The p-value is defined as the probability of obtaining a test statistic at least 'as extreme' as the value observed for the data at hand under the assumption that the null hypothesis is correct. (Recall, in EST's test statistics, the null hypothesis is that AR, CAR, AAR, or CAAR are equal to 0.)

Arguably, this definition is not easy to understand for users not versed in statistical theory and, over the years, has created lots of confusion. So we propose to instead focus on what a p-value essentially means: the amount of evidence contained in the data against the null hypothesis or, equivalently, in favor of the alternative hypothesis. A p-value is a number between zero and one and the smaller the number, the stronger the evidence. Common cut-off values are as follows: a p-value less than 0.1 means `somewhat of evidence', a p-value less than 0.05 means `solid evidence', and a p-values less than 0.01 means `very strong evidence'. Most researchers use the cut-off of 0.05 to determine whether there is evidence or not.

There is an important asymmetry that is missed by many users and even quite a few academic researchers: Whereas a small p-value constitutes evidence in favor of the alternative hypothesis, a large p-value (say a p-value of 0.6) does not constitute evidence in favor of the null hypothesis. In other words, a small p-value `proves' (beyond a reasonable doubt) that the alternative hypothesis is true whereas a large p-valued does not `prove' that the null hypothesis is true. All one can say in the latter case is that the null hypothesis is `plausible' or `not rejected' by the data.

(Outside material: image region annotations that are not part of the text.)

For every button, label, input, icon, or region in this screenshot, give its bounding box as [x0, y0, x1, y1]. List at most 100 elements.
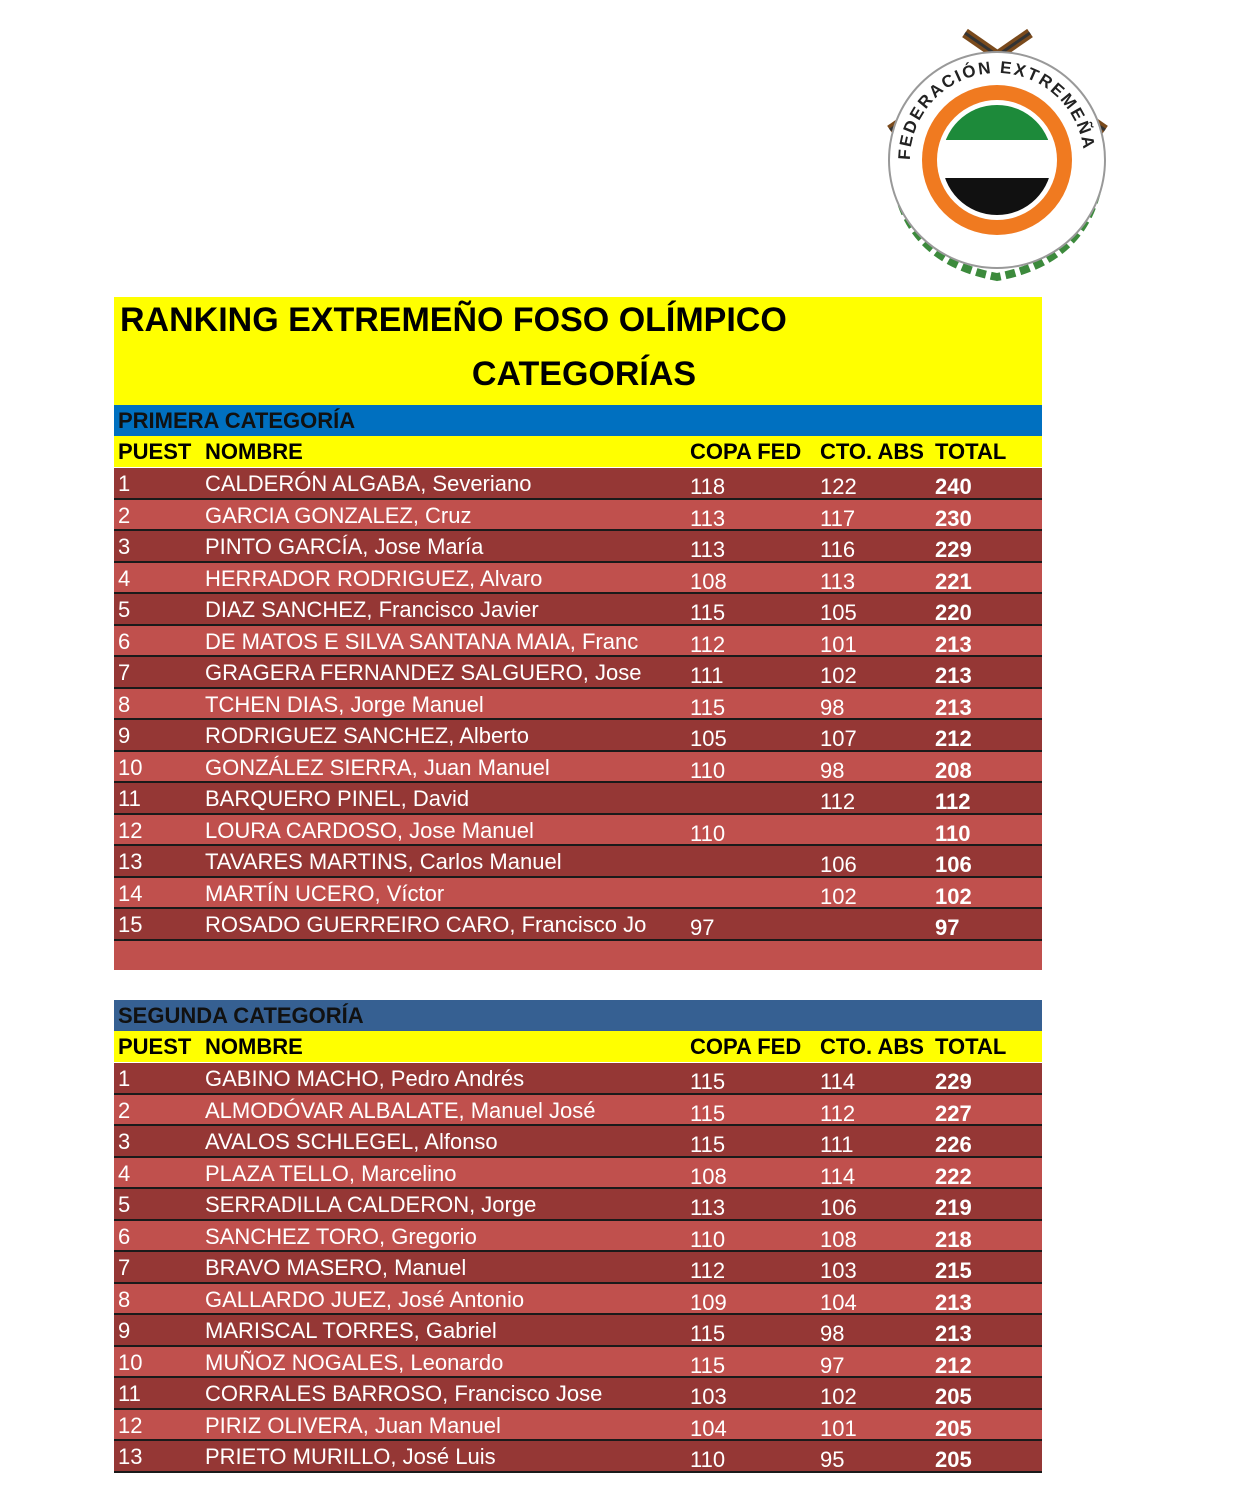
table-cell: MARTÍN UCERO, Víctor	[205, 880, 445, 906]
table-cell: 110	[690, 1226, 726, 1252]
column-header: PUEST NOMBRE COPA FED CTO. ABS TOTAL	[114, 436, 1042, 467]
table-row: 7 BRAVO MASERO, Manuel 112 103 215	[114, 1252, 1042, 1284]
table-cell: 213	[935, 631, 972, 657]
table-cell: 2	[118, 1097, 131, 1123]
table-cell: 3	[118, 1129, 131, 1154]
column-label: COPA FED	[690, 1034, 802, 1059]
table-cell: 116	[820, 537, 856, 562]
table-cell: 95	[820, 1447, 845, 1472]
table-row: 12 PIRIZ OLIVERA, Juan Manuel 104 101 205	[114, 1409, 1042, 1441]
column-label: TOTAL	[935, 1034, 1007, 1059]
table-row: 9 MARISCAL TORRES, Gabriel 115 98 213	[114, 1315, 1042, 1347]
table-cell: 213	[935, 1289, 972, 1315]
table-row: 1 GABINO MACHO, Pedro Andrés 115 114 229	[114, 1063, 1042, 1095]
table-cell	[690, 881, 818, 911]
table-cell: 5	[118, 597, 131, 622]
table-cell: 113	[690, 505, 726, 531]
table-cell: GALLARDO JUEZ, José Antonio	[205, 1286, 525, 1312]
table-cell: 115	[690, 1100, 726, 1126]
table-cell: PLAZA TELLO, Marcelino	[205, 1160, 457, 1186]
table-cell: GARCIA GONZALEZ, Cruz	[205, 502, 472, 528]
table-cell: ALMODÓVAR ALBALATE, Manuel José	[205, 1097, 596, 1123]
table-cell: 4	[118, 1160, 131, 1186]
title-line: RANKING EXTREMEÑO FOSO OLÍMPICO	[120, 301, 787, 339]
table-cell: 219	[935, 1195, 972, 1220]
table-row: 2 GARCIA GONZALEZ, Cruz 113 117 230	[114, 499, 1042, 531]
table-row: 11 BARQUERO PINEL, David 112 112	[114, 783, 1042, 815]
column-label: CTO. ABS	[820, 1034, 924, 1059]
table-row: 7 GRAGERA FERNANDEZ SALGUERO, Jose 111 102 2…	[114, 657, 1042, 689]
table-cell: 110	[690, 757, 726, 783]
table-row: 4 HERRADOR RODRIGUEZ, Alvaro 108 113 221	[114, 562, 1042, 594]
table-cell: 8	[118, 691, 131, 717]
table-cell: 115	[690, 694, 726, 720]
table-cell: 9	[118, 1318, 131, 1343]
table-cell: 101	[820, 1415, 857, 1441]
table-cell: 205	[935, 1447, 972, 1472]
table-cell: 6	[118, 1223, 131, 1249]
table-cell: HERRADOR RODRIGUEZ, Alvaro	[205, 565, 543, 591]
table-cell: 7	[118, 1255, 131, 1280]
empty-row	[114, 940, 1042, 970]
table-cell: 110	[690, 1447, 726, 1472]
table-cell: 112	[690, 631, 726, 657]
table-cell: 113	[690, 537, 726, 562]
section-title: PRIMERA CATEGORÍA	[118, 408, 356, 433]
table-cell: 102	[820, 663, 857, 688]
table-cell: 15	[118, 912, 143, 937]
table-cell: 107	[820, 726, 857, 751]
table-cell: 108	[820, 1226, 857, 1252]
table-cell: 102	[935, 883, 972, 909]
title-block: RANKING EXTREMEÑO FOSO OLÍMPICO CATEGORÍ…	[114, 297, 1042, 405]
table-cell: 220	[935, 600, 972, 625]
table-cell: 6	[118, 628, 131, 654]
table-cell: 205	[935, 1384, 972, 1409]
title-line: CATEGORÍAS	[471, 355, 697, 393]
table-cell: 117	[820, 505, 856, 531]
column-label: PUEST	[118, 439, 192, 464]
logo: FEDERACIÓN EXTREMEÑA DE TIRO OLÍMPICO	[875, 25, 1108, 282]
table-cell: 13	[118, 849, 143, 874]
table-cell: 230	[935, 505, 972, 531]
table-cell: 98	[820, 1321, 845, 1346]
table-cell: 112	[935, 789, 971, 814]
table-cell: 221	[935, 568, 972, 594]
table-cell: SERRADILLA CALDERON, Jorge	[205, 1192, 537, 1217]
table-cell: PIRIZ OLIVERA, Juan Manuel	[205, 1412, 501, 1438]
table-cell: 108	[690, 1163, 727, 1189]
column-label: NOMBRE	[205, 1034, 303, 1059]
table-cell: CALDERÓN ALGABA, Severiano	[205, 471, 532, 496]
table-row: 9 RODRIGUEZ SANCHEZ, Alberto 105 107 212	[114, 720, 1042, 752]
table-cell: BRAVO MASERO, Manuel	[205, 1255, 467, 1280]
table-cell: 5	[118, 1192, 131, 1217]
table-cell: 115	[690, 1132, 726, 1157]
table-cell: MUÑOZ NOGALES, Leonardo	[205, 1349, 504, 1375]
table-cell: 205	[935, 1415, 972, 1441]
table-cell: 213	[935, 663, 972, 688]
column-label: CTO. ABS	[820, 439, 924, 464]
table-cell	[690, 786, 818, 816]
column-label: PUEST	[118, 1034, 192, 1059]
table-cell: 104	[690, 1415, 727, 1441]
table-cell: 114	[820, 1163, 856, 1189]
section-title: SEGUNDA CATEGORÍA	[118, 1003, 364, 1028]
table-cell: 115	[690, 1321, 726, 1346]
table-cell: 218	[935, 1226, 972, 1252]
table-cell: AVALOS SCHLEGEL, Alfonso	[205, 1129, 498, 1154]
table-cell	[820, 912, 933, 942]
table-cell: 112	[820, 1100, 856, 1126]
table-cell: 2	[118, 502, 131, 528]
table-cell: 9	[118, 723, 131, 748]
table-row: 3 AVALOS SCHLEGEL, Alfonso 115 111 226	[114, 1126, 1042, 1158]
table-cell: 208	[935, 757, 972, 783]
table-row: 14 MARTÍN UCERO, Víctor 102 102	[114, 877, 1042, 911]
table-cell: 110	[935, 820, 971, 846]
table-cell: 229	[935, 1069, 972, 1094]
table-row: 8 TCHEN DIAS, Jorge Manuel 115 98 213	[114, 688, 1042, 720]
table-cell: 118	[690, 474, 726, 499]
table-cell: 97	[690, 915, 715, 940]
table-cell: RODRIGUEZ SANCHEZ, Alberto	[205, 723, 529, 748]
table-cell: LOURA CARDOSO, Jose Manuel	[205, 817, 534, 843]
table-cell: 105	[690, 726, 727, 751]
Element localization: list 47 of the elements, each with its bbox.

An analogy might help to understand this asymmetry (better): a court case. In a court case, the null hypothesis plays the role of "the defendant is innocent" and the alternative hypothesis plays the role of "the defendant is guilty". During the court case, one looks at "data" in order to determine which hypothesis to go with in terms of the verdict. If there is strong evidence against the null, say in form of trustworthy testimony or crime-scene analysis, one arrives at the verdict of "guilty" and the defendant is sentenced. In this case, the guilt (that is, the alternative) is considered proven (beyond a reasonable doubt). On the other hand, in the absence of such evidence, one arrives at the verdict of "innocent" and the defendant is set free. But in this case, innocence is not necessarily considered proven. Perhaps there was some evidence but just not enough to arrive at a guilty verdict. So then if the defendant is set free (that is, one goes with the null hypothesis) one is not necessarily convinced of his/her innocence; a leading example is the O.J. Simpson murder case trial. Of course, there may be cases where an innocent verdict may go along with proven innocence (beyond a reasonable doubt), say if a trustworthy alibi can be produced; but such cases are not universal.